Wednesday, May 06, 2009

Declare The Pennies On Your Eyes

Oh, hey. Hi. How are you? Good, good. Me? Well, it’s been kind of a rough couple weeks. Got this letter from the IRS about my 2007 return. Seems they’d like me to take 10% of my vacation time so I can be “interviewed” about my business practices and take a look at my books from two years ago. Yes, the books from the business that closed. Because it lost so much money. That’s the one. At least the organizational effort of pulling together all my files and receipts and ledgers will give me a chance to dig out all the outstanding forms sent by various local business authorities and finally get around to officially informing them of my store’s demise. Maybe then they’ll stop sending me a $19 bill for the sign every year – oh wait, they know I’m closed, and they keep billing me anyway because the letters are still affixed to the empty storefront. That seems worth the administrative effort, doesn’t it?

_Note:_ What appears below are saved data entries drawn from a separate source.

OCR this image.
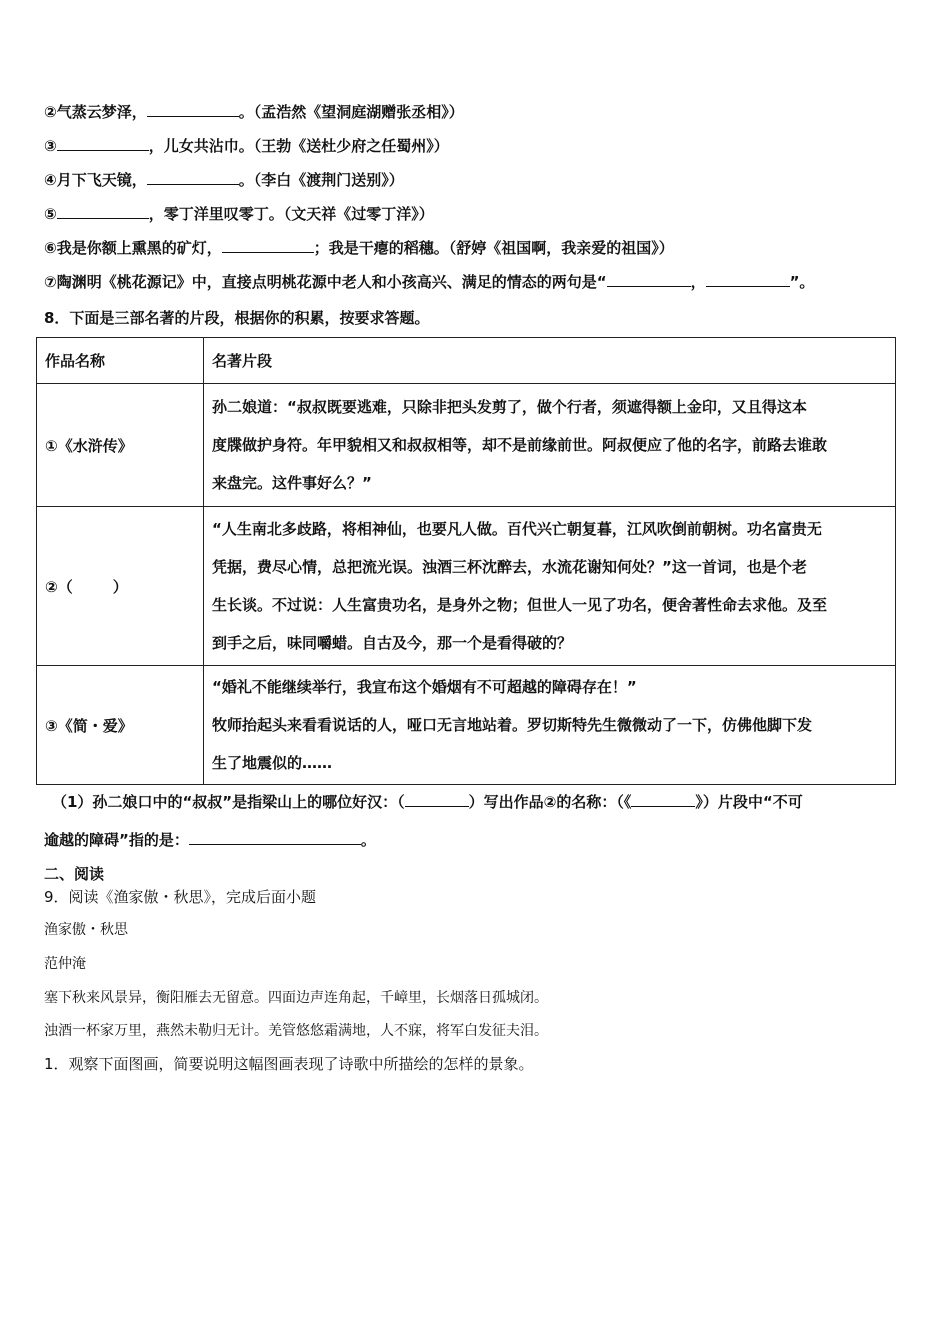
②气蒸云梦泽，	。（孟浩然《望洞庭湖赠张丞相》）
③	，儿女共沾巾。（王勃《送杜少府之任蜀州》）
④月下飞天镜，	。（李白《渡荆门送别》）
⑤	，零丁洋里叹零丁。（文天祥《过零丁洋》）
⑥我是你额上熏黑的矿灯，	；我是干瘪的稻穗。（舒婷《祖国啊，我亲爱的祖国》）
⑦陶渊明《桃花源记》中，直接点明桃花源中老人和小孩高兴、满足的情态的两句是“	，	”。
8．下面是三部名著的片段，根据你的积累，按要求答题。
作品名称	名著片段
①《水浒传》	孙二娘道：“叔叔既要逃难，只除非把头发剪了，做个行者，须遮得额上金印，又且得这本
度牒做护身符。年甲貌相又和叔叔相等，却不是前缘前世。阿叔便应了他的名字，前路去谁敢
来盘完。这件事好么？”

②（ ）	“人生南北多歧路，将相神仙，也要凡人做。百代兴亡朝复暮，江风吹倒前朝树。功名富贵无
凭据，费尽心情，总把流光误。浊酒三杯沈醉去，水流花谢知何处？”这一首词，也是个老
生长谈。不过说：人生富贵功名，是身外之物；但世人一见了功名，便舍著性命去求他。及至
到手之后，味同嚼蜡。自古及今，那一个是看得破的？

③《简・爱》	“婚礼不能继续举行，我宣布这个婚烟有不可超越的障碍存在！”
牧师抬起头来看看说话的人，哑口无言地站着。罗切斯特先生微微动了一下，仿佛他脚下发
生了地震似的……
（1）孙二娘口中的“叔叔”是指梁山上的哪位好汉：（	）写出作品②的名称：（《	》）片段中“不可
逾越的障碍”指的是：	。
二、阅读
9．阅读《渔家傲・秋思》，完成后面小题
渔家傲・秋思
范仲淹
塞下秋来风景异，衡阳雁去无留意。四面边声连角起，千嶂里，长烟落日孤城闭。
浊酒一杯家万里，燕然未勒归无计。羌管悠悠霜满地，人不寐，将军白发征夫泪。
1．观察下面图画，简要说明这幅图画表现了诗歌中所描绘的怎样的景象。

What kills me is that the audit isn’t even about my reported losses or anything that potentially controversial. It’s some minor clerical stuff that is apparently wired to trigger red flags if improperly or inadequately described. Thanks, TurboTax! Way to tell me that was optional! I don’t begrudge the auditor for doing her job, but I have to admit, I hope she feels a little silly when she sees all the year’s info laid out in front of her. Especially when she gets to the part where I reported a loss from armed robbery, and I can casually mention, “Oh, yeah, that was from when I got held up. When I was pregnant.” A robbery that occurred, by the way, because all I did 98% of the time was sit alone in that store waiting for a customer. The guy who cleared my cash register had been wandering in there for ten minutes before demanding the money. He could have hung out another hour and there still wouldn’t have been a witness.

After I called the auditor and she described the process, she mailed out a list of documents that she’d like to review. I got it, read it, and then flipped it over for the part requesting unicorn whiskers and fairy snot, because I’d be just as likely to have those handy as the paperwork she’s expecting. I already told her that the business is closed, and that I had been the primary, and often only, employee, but I guess it’s going to take looking at my meager spreadsheets and register tape reports for her to fully comprehend the tiny scope of the operation.

In the meantime, I’m going to continue hearing the constant mental white noise of small business ownership stress, the noise I hoped would stop when I closed the doors last June but which keeps buzzing out of envelopes with official seals on the front.

So, um, what else is new?


Sarah Jane said...

sucky. that's all i can say.

raina rose said...

wow. that is entirely ridiculous. may the IRS leave you alone for the rest of your life.
you deserve so much better from the world.